DEMETER offers two very high level tools for efficiently parametrizing fits, particularly multiple data set fits. These are called “local guess parameters” and the “characteristic value”. Here is the the multiple data set fit to copper metal that we saw before, but modified to use these two tools.
- #!/usr/bin/perl use Demeter qw(:ui=screen);
- my @common = (fft_kmin => 3, fft_kmax => 14,
- bft_rmax => 1.0, bft_rmax => 4.3,
- fit_k1 => 1, fit_k3 => 1,);
- ## make a Data object and set the FT and fit parameters my ($data_010k, $data_150k) = $prj->records(1, 2);
- $data_010k -> set(name=>'10 K copper data', cv=>10, @common);
- $data_150k -> set(name=>'150 K copper data', cv=>150, @common);
- ## run a Feff calculation on copper metal my $feff = Demeter::Feff -> new(file => "cu_metal.inp");
- $feff -> set(workspace => "cu_workspace/", screen => 0,);
- $feff -> potph -> pathfinder;
- my @list_of_paths = $feff -> list_of_paths;
- ## define a set of parameters my @gds = (Demeter::GDS -> new(gds => 'lguess', name => 'alpha', mathexp => 0),
- Demeter::GDS -> new(gds => 'guess', name => 'amp', mathexp => 1),
- Demeter::GDS -> new(gds => 'guess', name => 'enot', mathexp => 0),
- Demeter::GDS -> new(gds => 'guess', name => 'theta', mathexp => 500),
- Demeter::GDS -> new(gds => 'set', name => 'sigmm', mathexp => 0.0005),
- );
- ## assign paths to the first data set my @paths_010k = ();
- foreach my $i (0 .. 4) {
- my $j = $i+1;
- $paths_010k[$i] = Demeter::Path -> new();
- $paths_010k[$i]->set(data => $data_010k,
- sp => $list_of_paths[$i];
- name => "[cv]K, path $j",
- s02 => 'amp',
- e0 => 'enot',
- delr => 'alpha*reff',
- sigma2 => 'debye([cv], theta) + sigmm',
- );
- };
- ## clone all the paths from the first data set and assign them to the second my @paths_150k = ();
- foreach my $i (0 .. 4) {
- my $j = $i+1;
- $paths_150k[$i] = $paths_010k[$i] -> Clone(data => $data_150k);
- };
- ## do the fit my $fitobject = Demeter::Fit -> new(gds => \@gds,
- data => [$data_010k, $data_150k],
- paths => [@paths_010k, @paths_150k],
- );
- $fitobject -> fit;
- ## after-fit chores follow ...
At lines 10 and 11, the cv attribute is set for each Data object. This is the “characteristic value” for each data set, a user-defined number that somehow relates to the XAS data contained in the Data object. In this case, it is the temperature at which each data were measured. In general, the cv should be something that is meaningful to you within the context of your fitting model. It need not be a number. The cv could be used, for instance, to assign different parameters to different data sets. It's a simple tool, but it can be used creatively to do interesting things in a fitting model.

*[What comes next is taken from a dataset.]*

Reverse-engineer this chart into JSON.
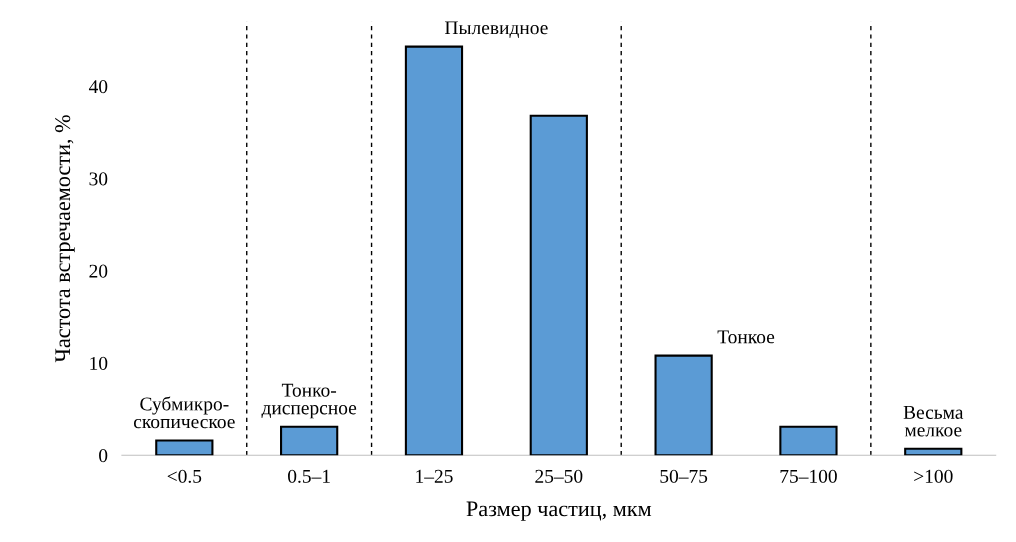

The cv is then used at line 32 as part of each Path's name and at line 36 as the temperature argument to the debye function. As DEMETER digs through the collection of Paths in the Fit object, it will notice the use of the characteristic value and substitute in the value of cv of the associated Data object.
This is not only useful for multile data set fits, it is also useful when applying a specific fitting model to a sequence of data sets. Each data set can have a characteristic value that will then be used correctly by the fitting model for each fit in the sequence.
At lines 19, a new kind of GDS parameter is defined. An “lguess”, or “local guess”, is a token that tells DEMETER to create a guess parameter for every Data object which has a Path which uses the lguess parameter. In this example, alpha is intended to represent the volumetric expansion coefficient of the copper lattice at each temperature. We want to allow this volumetric coefficient to float freely for each data set.
As DEMETER digs through the Fit object, a uniquely named guess parameter will be created for each data set and any path parameter math expressions will be rewritten to use that guess parameter. in this example, the lguess alpha will be expaneded into two guess parameters called alpha_10 and alpha_150. (The cv is used if it is defined, otherwise the group attribute is used after the underscore.) The generated guess parameters will be reported in the log file.
In the earlier multiple data set example, it was necessary to redefine the delr and sigma2 path parameters after cloning Paths for use with the data set at 150 K. Using these two tools, those redefinitions were not necessary.
Obviously, both the lguess and the characteristic value are efficiency tools. They are intended to make fitting models easier to write and more flexile to reuse. Neither adds new functionality that would be unavailable in other ways, but both should make the use of DEMETER easier and less error-prone.
An “ldef” or “local def” parameter has not yet been implemented. Thus, lguess parameters can only be used in path parameter math expressions. Attempting to use an lguess parameter in the math expression for another GDS parameter will result in an error which will stop your program.